Illinois Enacts Child Bereavement Leave Act
On July 29, 2016, Illinois Governor Bruce Rauner signed into law the Illinois Child Bereavement Leave Act (the “Act”). The Act, which became effective upon signing, provides certain Illinois employees up to ten workdays of unpaid leave to grieve the death of a child. Employees who have been employed for twelve months or longer and worked at least 1,250 hours during the previous twelve-month period for an employer with fifty or more employees are eligible for bereavement leave under the Act. Eligible employees may request and take leave for the death of a biological, adopted or foster child, stepchild, legal ward or a child of a person standing in loco parentis. The leave may be used to: attend the child’s funeral or an alternative to a funeral; make arrangements necessitated by the child’s death; or grieve the death of the child.

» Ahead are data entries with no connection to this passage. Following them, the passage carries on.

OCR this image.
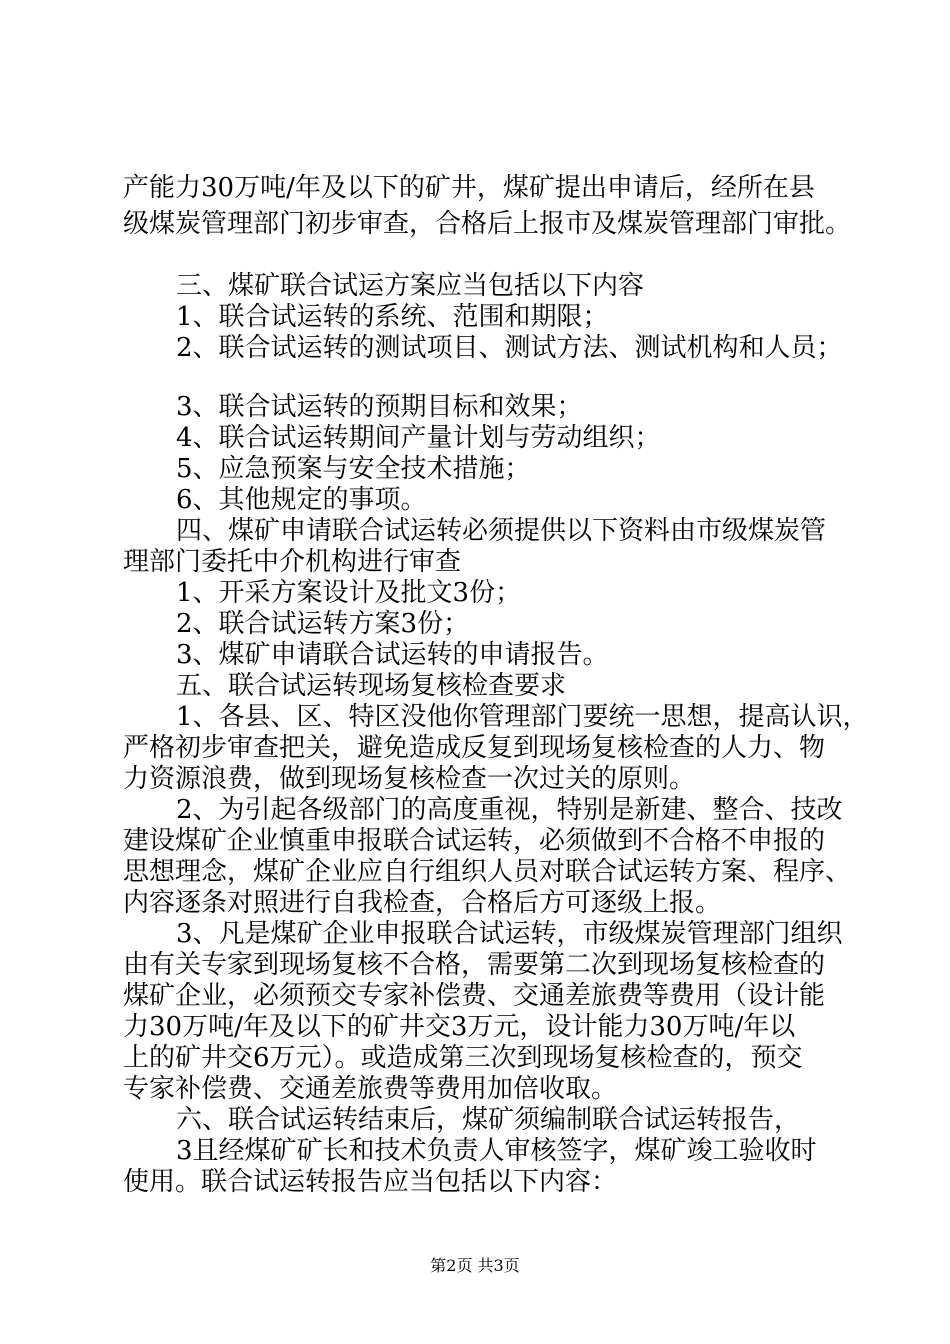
产能力30万吨/年及以下的矿井，煤矿提出申请后，经所在县
级煤炭管理部门初步审查，合格后上报市及煤炭管理部门审批。
三、煤矿联合试运方案应当包括以下内容
1、联合试运转的系统、范围和期限；
2、联合试运转的测试项目、测试方法、测试机构和人员；
3、联合试运转的预期目标和效果；
4、联合试运转期间产量计划与劳动组织；
5、应急预案与安全技术措施；
6、其他规定的事项。
四、煤矿申请联合试运转必须提供以下资料由市级煤炭管
理部门委托中介机构进行审查
1、开采方案设计及批文3份；
2、联合试运转方案3份；
3、煤矿申请联合试运转的申请报告。
五、联合试运转现场复核检查要求
1、各县、区、特区没他你管理部门要统一思想，提高认识，
严格初步审查把关，避免造成反复到现场复核检查的人力、物
力资源浪费，做到现场复核检查一次过关的原则。
2、为引起各级部门的高度重视，特别是新建、整合、技改
建设煤矿企业慎重申报联合试运转，必须做到不合格不申报的
思想理念，煤矿企业应自行组织人员对联合试运转方案、程序、
内容逐条对照进行自我检查，合格后方可逐级上报。
3、凡是煤矿企业申报联合试运转，市级煤炭管理部门组织
由有关专家到现场复核不合格，需要第二次到现场复核检查的
煤矿企业，必须预交专家补偿费、交通差旅费等费用（设计能
力30万吨/年及以下的矿井交3万元，设计能力30万吨/年以
上的矿井交6万元）。或造成第三次到现场复核检查的，预交
专家补偿费、交通差旅费等费用加倍收取。
六、联合试运转结束后，煤矿须编制联合试运转报告，
3且经煤矿矿长和技术负责人审核签字，煤矿竣工验收时
使用。联合试运转报告应当包括以下内容：
第2页 共3页
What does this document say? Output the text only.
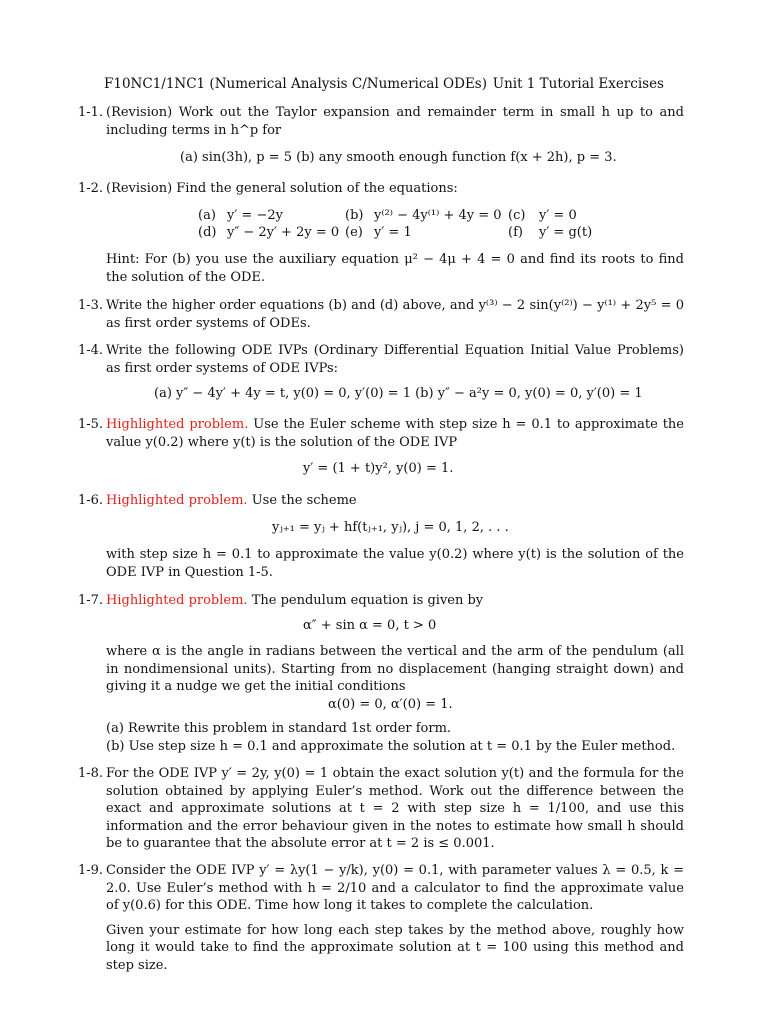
F10NC1/1NC1 (Numerical Analysis C/Numerical ODEs) Unit 1 Tutorial Exercises
1-1. (Revision) Work out the Taylor expansion and remainder term in small h up to and including terms in h^p for

(a) sin(3h), p = 5 (b) any smooth enough function f(x + 2h), p = 3.
1-2. (Revision) Find the general solution of the equations:

(a) y′ = −2y	(b) y⁽²⁾ − 4y⁽¹⁾ + 4y = 0 (c) y′ = 0
(d) y″ − 2y′ + 2y = 0 (e) y′ = 1	(f) y′ = g(t)

Hint: For (b) you use the auxiliary equation μ² − 4μ + 4 = 0 and find its roots to find the solution of the ODE.

1-3. Write the higher order equations (b) and (d) above, and y⁽³⁾ − 2 sin(y⁽²⁾) − y⁽¹⁾ + 2y⁵ = 0 as first order systems of ODEs.

1-4. Write the following ODE IVPs (Ordinary Differential Equation Initial Value Problems) as first order systems of ODE IVPs:

(a) y″ − 4y′ + 4y = t, y(0) = 0, y′(0) = 1 (b) y″ − a²y = 0, y(0) = 0, y′(0) = 1
1-5. Highlighted problem. Use the Euler scheme with step size h = 0.1 to approximate the value y(0.2) where y(t) is the solution of the ODE IVP

y′ = (1 + t)y², y(0) = 1.
1-6. Highlighted problem. Use the scheme

yⱼ₊₁ = yⱼ + hf(tⱼ₊₁, yⱼ), j = 0, 1, 2, . . .

with step size h = 0.1 to approximate the value y(0.2) where y(t) is the solution of the ODE IVP in Question 1-5.

1-7. Highlighted problem. The pendulum equation is given by

α″ + sin α = 0, t > 0

where α is the angle in radians between the vertical and the arm of the pendulum (all in nondimensional units). Starting from no displacement (hanging straight down) and giving it a nudge we get the initial conditions

α(0) = 0, α′(0) = 1.

(a) Rewrite this problem in standard 1st order form.

(b) Use step size h = 0.1 and approximate the solution at t = 0.1 by the Euler method.

1-8. For the ODE IVP y′ = 2y, y(0) = 1 obtain the exact solution y(t) and the formula for the solution obtained by applying Euler’s method. Work out the difference between the exact and approximate solutions at t = 2 with step size h = 1/100, and use this information and the error behaviour given in the notes to estimate how small h should be to guarantee that the absolute error at t = 2 is ≤ 0.001.

1-9. Consider the ODE IVP y′ = λy(1 − y/k), y(0) = 0.1, with parameter values λ = 0.5, k = 2.0. Use Euler’s method with h = 2/10 and a calculator to find the approximate value of y(0.6) for this ODE. Time how long it takes to complete the calculation.

Given your estimate for how long each step takes by the method above, roughly how long it would take to find the approximate solution at t = 100 using this method and step size.
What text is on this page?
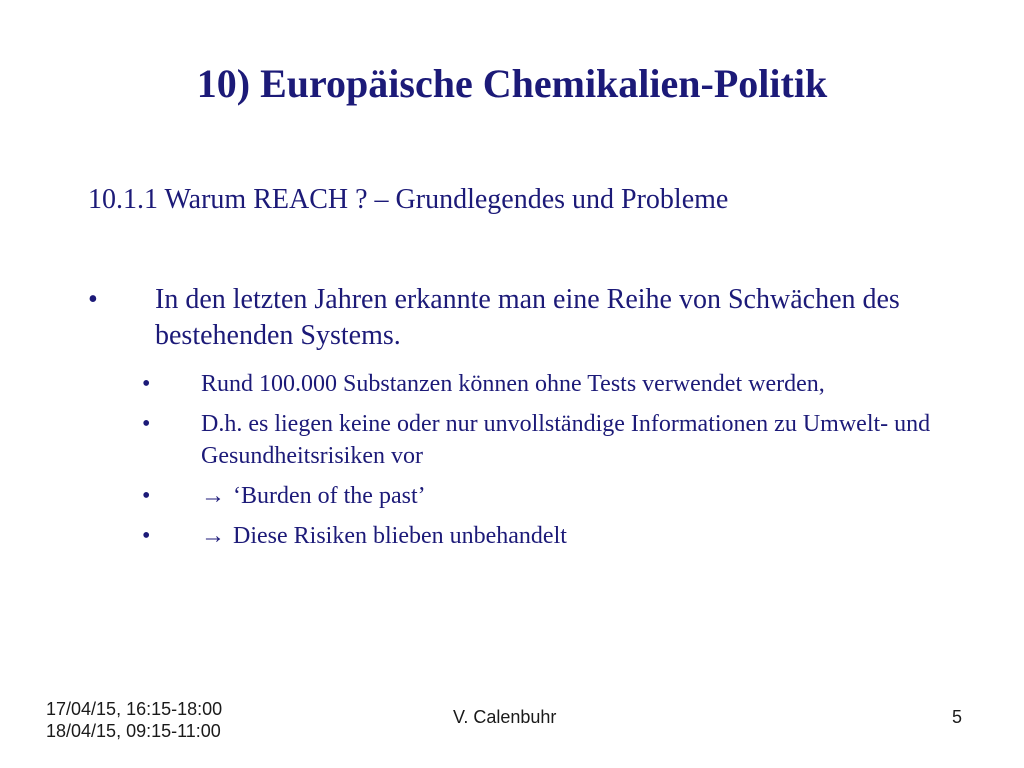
10) Europäische Chemikalien-Politik
10.1.1 Warum REACH ? – Grundlegendes und Probleme
• In den letzten Jahren erkannte man eine Reihe von Schwächen des bestehenden Systems.
• Rund 100.000 Substanzen können ohne Tests verwendet werden,
• D.h. es liegen keine oder nur unvollständige Informationen zu Umwelt- und Gesundheitsrisiken vor
• → ‘Burden of the past’
• → Diese Risiken blieben unbehandelt
17/04/15, 16:15-18:00
18/04/15, 09:15-11:00
V. Calenbuhr	5
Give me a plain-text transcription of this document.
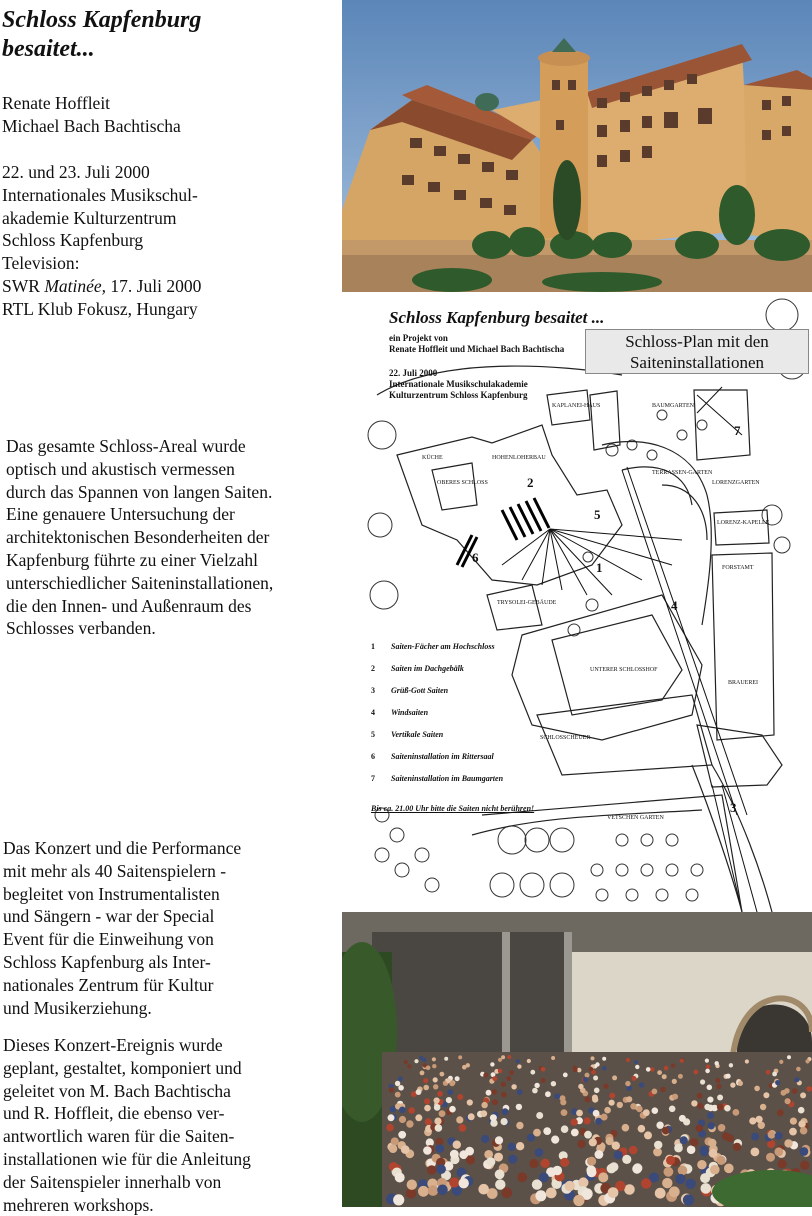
Schloss Kapfenburg
besaitet...
Renate Hoffleit
Michael Bach Bachtischa
22. und 23. Juli 2000
Internationales Musikschul-
akademie Kulturzentrum
Schloss Kapfenburg
Television:
SWR Matinée, 17. Juli 2000
RTL Klub Fokusz, Hungary
Das gesamte Schloss-Areal wurde
optisch und akustisch vermessen
durch das Spannen von langen Saiten.
Eine genauere Untersuchung der
architektonischen Besonderheiten der
Kapfenburg führte zu einer Vielzahl
unterschiedlicher Saiteninstallationen,
die den Innen- und Außenraum des
Schlosses verbanden.
Das Konzert und die Performance
mit mehr als 40 Saitenspielern -
begleitet von Instrumentalisten
und Sängern - war der Special
Event für die Einweihung von
Schloss Kapfenburg als Inter-
nationales Zentrum für Kultur
und Musikerziehung.
Dieses Konzert-Ereignis wurde
geplant, gestaltet, komponiert und
geleitet von M. Bach Bachtischa
und R. Hoffleit, die ebenso ver-
antwortlich waren für die Saiten-
installationen wie für die Anleitung
der Saitenspieler innerhalb von
mehreren workshops.
2
1
5
6
4
3
7
KÜCHE	HOHENLOHERBAU
OBERES SCHLOSS
KAPLANEI-HAUS	BAUMGARTEN
TERRASSEN-GARTEN
LORENZGARTEN
LORENZ-KAPELLE
FORSTAMT
TRYSOLEI-GEBÄUDE
UNTERER SCHLOSSHOF
BRAUEREI
SCHLOSSCHEUER
VETSCHEN GARTEN
Schloss Kapfenburg besaitet ...
ein Projekt von
Renate Hoffleit und Michael Bach Bachtischa
22. Juli 2000
Internationale Musikschulakademie
Kulturzentrum Schloss Kapfenburg
Schloss-Plan mit den
Saiteninstallationen
1 Saiten-Fächer am Hochschloss
2 Saiten im Dachgebälk
3 Grüß-Gott Saiten
4 Windsaiten
5 Vertikale Saiten
6 Saiteninstallation im Rittersaal
7 Saiteninstallation im Baumgarten
Bis ca. 21.00 Uhr bitte die Saiten nicht berühren!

If an employee intends to take leave under the Act, notice to the employer must be provided at least forty-eight hours’ in advance, if reasonable and practicable. Employers may also require reasonable documentation (e.g., death certificate, published obituary, or written verification of death, burial or memorial services). The bereavement leave must be completed within sixty days from the date the employee receives notice of his or her child’s passing. In lieu of unpaid leave, an eligible employee may elect to take leave pursuant to a different leave policy or obligation provided by the employer, under a collective bargaining agreement, or under applicable law (e.g., family, medical, sick, annual, or personal leave). The Act does not grant eligible employees right to take leave that exceeds, or is in addition to, the unpaid leave time allowed under the federal Family and Medical Leave Act.
In the event of the death of more than one child in a twelve-month period, an employee may take up to six weeks of bereavement leave during that period.
Employers are prohibited from taking adverse action against employees exercising their rights under the Act, opposing practices that employees believe are in violation of the Act, or supporting other employees who request or use the bereavement leave.